Nicht nur, wer zu Hause bleibt, wünscht sich Anerkennung, auch der berufstätige Teil. Der Mann arbeitet, kommt nach Hause, bringt das Geld mit und spielt im Familienalltag vielleicht keine Rolle mehr. Auch das nagt am Selbstbewusstsein. Ich beobachte im wesentlichen drei Phasen für Trennungen. Die erste setzt ein, wenn die Kinder im Grundschulalter sind, weil zu viele unterschiedliche Dinge und Entscheidungen die Partner beschäftigen und voneinander entfernen: Kindererziehung, Krankheiten, Betreuung der Kinder, Hobbies, Schulalltag, vielleicht Hausbau. Jede/r taucht in seinen Bereich ein und man bindet sich gegenseitig zu wenig ein. Da setzt zuweilen eine starke Entfremdung ein. Die zweite Welle folgt dann zehn Jahre später, wenn die Kinder noch selbstständiger werden und die letzte dann, wenn die Kinder Studium oder Ausbildung beenden, so kurz vor der Rente. Interessanterweise sind es dann eher die Frauen, die sich trennen, zuvor eher die Männer. Man rechnet heute mit einem Leben von 85 Jahren, und dann fragt man sich schlimmstenfalls, ob man mit dem Gegenüber wirklich noch 20, 25 Jahre zusammen sein will.

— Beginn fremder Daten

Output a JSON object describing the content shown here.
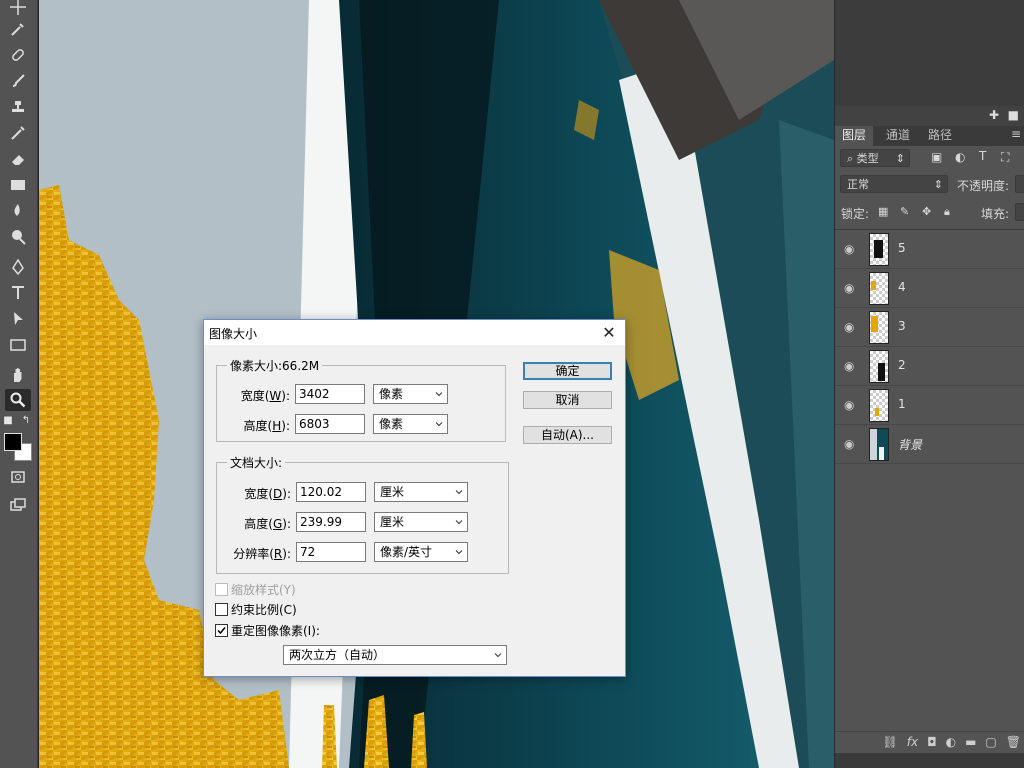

Kommen finanzielle Probleme hinzu, wird es noch schwieriger, denn der Streit ums Geld ist auch häufig ein Auslöser für eine Trennung.

Hasenfenster

Aber versucht man nicht, gerade als Eltern der Kinder wegen zusammen zu bleiben?

AO

Ich kann nur immer wieder raten, die Kinder nicht als Grund vorzuschieben. Damit dient man ihnen meistens nicht, weil zerrüttete Ehen auch sie belasten. Kinder können in aller Regel gut mit Trennungen umgehen, so lange klare Verhältnisse herrschen und die Eltern sich nicht streiten. Daran hapert es aber nur viel zu oft. Manchmal kann durch eine Trennung das Verhältnis der Kinder zum Vater ganz neu definiert werden.

Hasenfenster

Inwiefern? Weil sie dann plötzlich Väter sein müssen, auch wenn sie sich vorher wenig gekümmert haben?

AO

Berufstätige Väter verbringen im allgemeinen weniger Zeit mit ihren Kindern. Sie tauschen sich nicht so sehr mit anderen Vätern aus wie Mütter untereinander. Zudem erleben sie weniger andere Kinder und können so weniger vergleichen. Mütter werden dann zu Expertinnen, und sehen ihren Weg als den einzig richtigen und erwarten, dass der Vater alles genau nach ihren Vorstellungen macht. Dabei muss man aber vielleicht auch dem Partner zutrauen oder wenigstens zugestehen, Entscheidungen in alltäglichen Dingen zu treffen und Dinge anders zu machen.

Hasenfenster

Bevor wir Kinder hatten, ist mir auch aufgefallen, dass Freundinnen sich beschwerten, dass der Kindsvater sich zu wenig kümmere, aber dann an allem zu mäkeln hatten. Die Jacke hast du ihm angezogen? Wie kannst du nur? Aber ich weiß heute, wie schwer es sein kann, sich da zurück zu halten.

AO

Aber durch solches Verhalten fühlen sich viele Väter entmündigt, ziehen sich zurück, oder es kommt zu Streitereien, bei denen man oft auch schauen muss, ob die Sache diese rechtfertigt. Solange das Kindswohl nicht gefährdet ist, muss man die Entscheidungen des anderen vielleicht nicht gut finden, aber eben doch hinnehmen. Für ein Kind kann es durchaus bereichernd sein, wenn Dinge mal anders gemacht werden.

Hasenfenster

Wie wichtig ist denn ein Ehevertrag?

AO

Nicht jeder braucht einen Ehevertrag. Aber insbesondere, wenn Kinder kommen und einer die Kinderbetreuung schwerpunktmäßig übernimmt, sollte man sich beraten lassen und einen Ehevertrag machen, was den Unterhalt betrifft. 2008 wurde das Unterhaltsrecht geändert, und diese Neuerungen können große Auswirkungen haben.

Hasenfenster

Ich kenne das so, dass Alleinerziehende drei Jahre Unterhalt bekommen und dann wieder arbeiten gehen müssen. Es gibt nur noch Unterhalt für das Kind.

AO

In den ersten drei Lebensjahren des Kindes hat das Kind ein Recht darauf, von der Mutter betreut zu werden. Deshalb hat sowohl die verheiratete, als auch die unverheiratete Mutter einen Anspruch auf Unterhalt, ohne erwerbstätig sein zu müssen. Für die unverheiratete Mutter endet der Unterhalt danach. Die verheiratete Mutter hat danach noch einen Anspruch auf Betreuungsunterhalt, soweit sie aufgrund der Kindesbetreuung nur eingeschränkt erwerbstätig sein kann.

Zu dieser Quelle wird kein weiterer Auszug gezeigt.